During New England's 13-9 win over Dallas on Sunday, the officiating crew in the game started a small controversy in the fourth quarter when they decided to flag the Cowboys for a key tripping penalty.
The penalty basically killed any chances the Cowboys had of winning the game, because it turned a third-and-1 play -- that the Cowboys had converted into a first down -- into a desperate third-and-11. The odd thing about the penalty is that it was the second time the Cowboys had been called for tripping in the game, which absolutely qualifies as odd, since there had only been one other tripping penalty called on every NFL team combined this season.
So why did officials all of the sudden start calling tripping penalties this week, and why did those calls only come in the Cowboys-Patriots game?
Former Jets coach Rex Ryan, who now works for ESPN, believes that it was Bill Belichick's fault. Ryan's theory is that Belichick probably sent some film to the league office before the game to make sure that they would be on the lookout for possible tripping violations against the Cowboys. It's not a crazy theory, especially when you consider that NFL teams almost never get called for tripping, especially twice in one game.
Belichick was actually asked about those accusations on Tuesday. During his press conference, the Patriots coach was specifically asked if tripping was something he had seen on film from the Cowboys. Belichick was also asked if he had talked to the the NFL before the game with a request that they look more closely at potential tripping violations agains the Cowboys.
"No. I mean, the Cowboys are one of the least penalized teams in the league," Belichick said. "They do a great job. I want to say they had the fewest pre-snap penalties -- you know, illegal formation and false start and stuff like that. They had one in our game offensively, but they rarely have that."
Belichick then went on compliment the Cowboys offense over the fact that it rarely ever gets penalized.
"They don't have a lot of offensive holding or pass interference or penalties like that," Belichick said. "They're one of the least penalized teams in the league. I think that their coaching staff, Coach [Jason] Garrett and their coaches, they do a great job of that. I'd say just in general they've had some personal foul penalties, but as far as the fundamentals of blocking, tackling, alignment – things like that – offsides, false starts, they're one of the least in the league."
After Belichick shot down the first question, he was given a follow-up about whether or not he asked the officiating crew during the game to watch out for tripping, and this time, he was slightly more vague with his answer.
"Yeah, I'm saying it would be hard to find examples of it because they're just a team that was not penalized very much.

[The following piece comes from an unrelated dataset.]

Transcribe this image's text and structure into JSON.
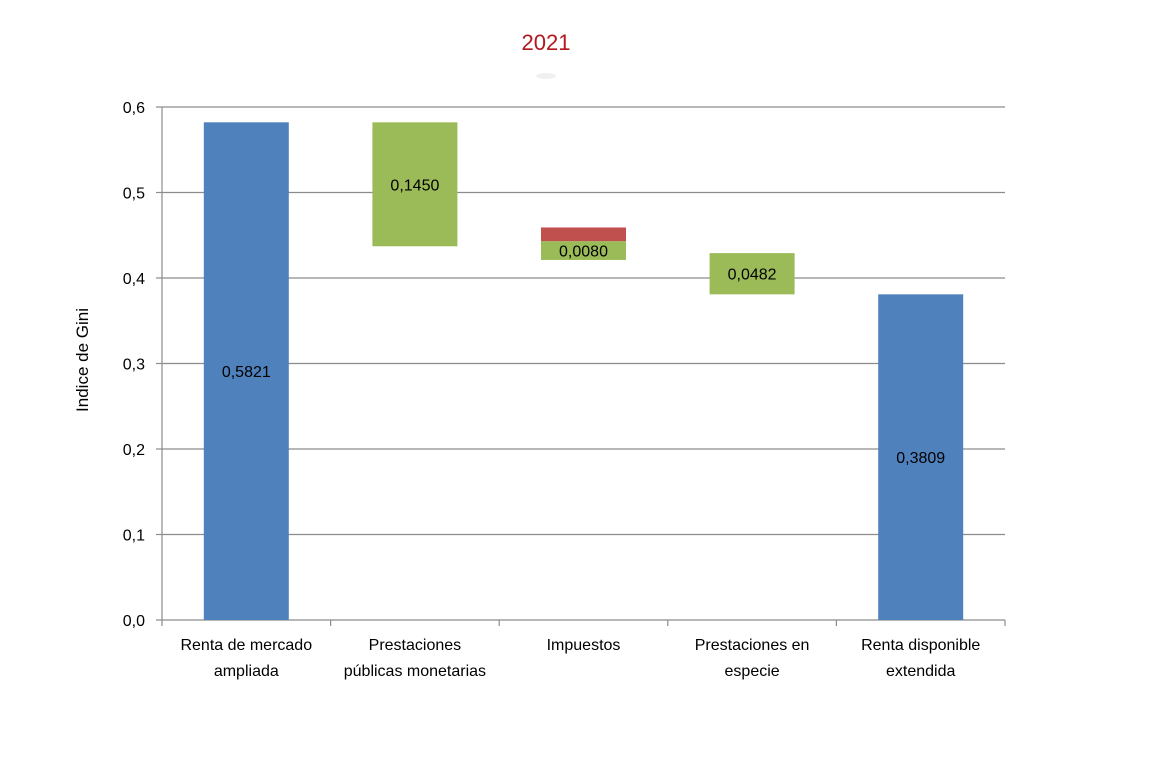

We haven't been penalized a lot either," Belichick said. "I mean, when you looked at the matchups in that game from a penalty standpoint, statistically it didn't look like there was a big edge either way. And sometimes, it evens out. One team has more in one area and the other team might have more in another area or something like that. So, I would say that really wasn't the case."
Once again, Belichick finished his answer off by complimenting the Cowboys, which is definitely something that someone with a guilty conscience would do ... but for real it still seems unclear whether or not Ryan's theory was correct.

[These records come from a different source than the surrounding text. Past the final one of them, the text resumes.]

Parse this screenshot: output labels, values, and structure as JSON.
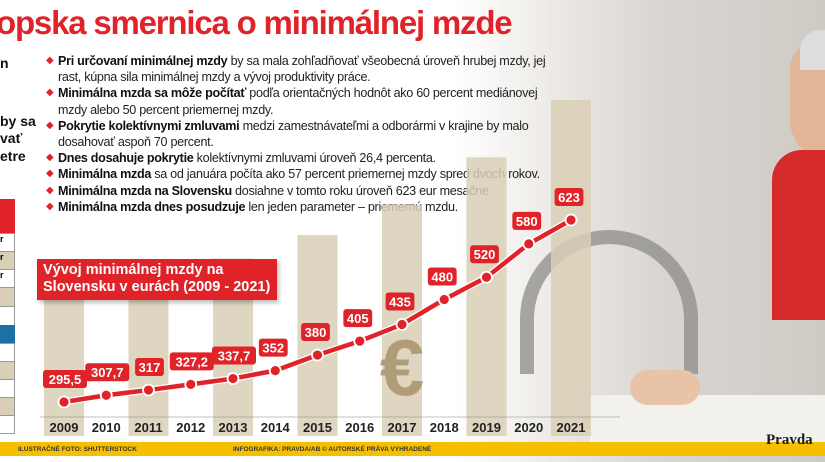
{
  "title": "opska smernica o minimálnej mzde",
  "left_fragments": [
    "n",
    "by sa",
    "vať",
    "etre"
  ],
  "left_table_fragments": [
    "r",
    "r",
    "r"
  ],
  "bullets": [
    {
      "bold": "Pri určovaní minimálnej mzdy",
      "text": " by sa mala zohľadňovať všeobecná úroveň hrubej mzdy, jej rast, kúpna sila minimálnej mzdy a vývoj produktivity práce."
    },
    {
      "bold": "Minimálna mzda sa môže počítať",
      "text": " podľa orientačných hodnôt ako 60 percent mediánovej mzdy alebo 50 percent priemernej mzdy."
    },
    {
      "bold": "Pokrytie kolektívnymi zmluvami",
      "text": " medzi zamestnávateľmi a odborármi v krajine by malo dosahovať aspoň 70 percent."
    },
    {
      "bold": "Dnes dosahuje pokrytie",
      "text": " kolektívnymi zmluvami úroveň 26,4 percenta."
    },
    {
      "bold": "Minimálna mzda",
      "text": " sa od januára počíta ako 57 percent priemernej mzdy spred dvoch rokov."
    },
    {
      "bold": "Minimálna mzda na Slovensku",
      "text": " dosiahne v tomto roku úroveň 623 eur mesačne."
    },
    {
      "bold": "Minimálna mzda dnes posudzuje",
      "text": " len jeden parameter – priemernú mzdu."
    }
  ],
  "chart_data": {
    "type": "line",
    "title": "Vývoj minimálnej mzdy na Slovensku v eurách (2009 - 2021)",
    "categories": [
      "2009",
      "2010",
      "2011",
      "2012",
      "2013",
      "2014",
      "2015",
      "2016",
      "2017",
      "2018",
      "2019",
      "2020",
      "2021"
    ],
    "values": [
      295.5,
      307.7,
      317,
      327.2,
      337.7,
      352,
      380,
      405,
      435,
      480,
      520,
      580,
      623
    ],
    "data_labels": [
      "295,5",
      "307,7",
      "317",
      "327,2",
      "337,7",
      "352",
      "380",
      "405",
      "435",
      "480",
      "520",
      "580",
      "623"
    ],
    "colors": {
      "line": "#e02328",
      "bars": "#d9cfb6",
      "label_bg": "#e02328"
    },
    "decoration_symbol": "€",
    "grid": false
  },
  "footer": {
    "photo_credit": "ILUSTRAČNÉ FOTO: SHUTTERSTOCK",
    "infographic_credit": "INFOGRAFIKA: PRAVDA/AB © AUTORSKÉ PRÁVA VYHRADENÉ",
    "logo": "Pravda"
  }
}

"I was really impressed in watching Dallas, and then going back and looking at the numbers, they only had like three or four of those pre-snap penalties offensively the entire season, which is -- I mean, hell, sometimes you see that in one game," Belichick said. "But, those guys rarely had that, and they didn't have very many offensive interference, and holding and stuff like that. I mean, they just don't do much of it."
The worst part of all this for the Cowboys is that the NFL would later admit that. Of course, the league's apology means absolutely nothing, and that's because it doesn't change the outcome of the game.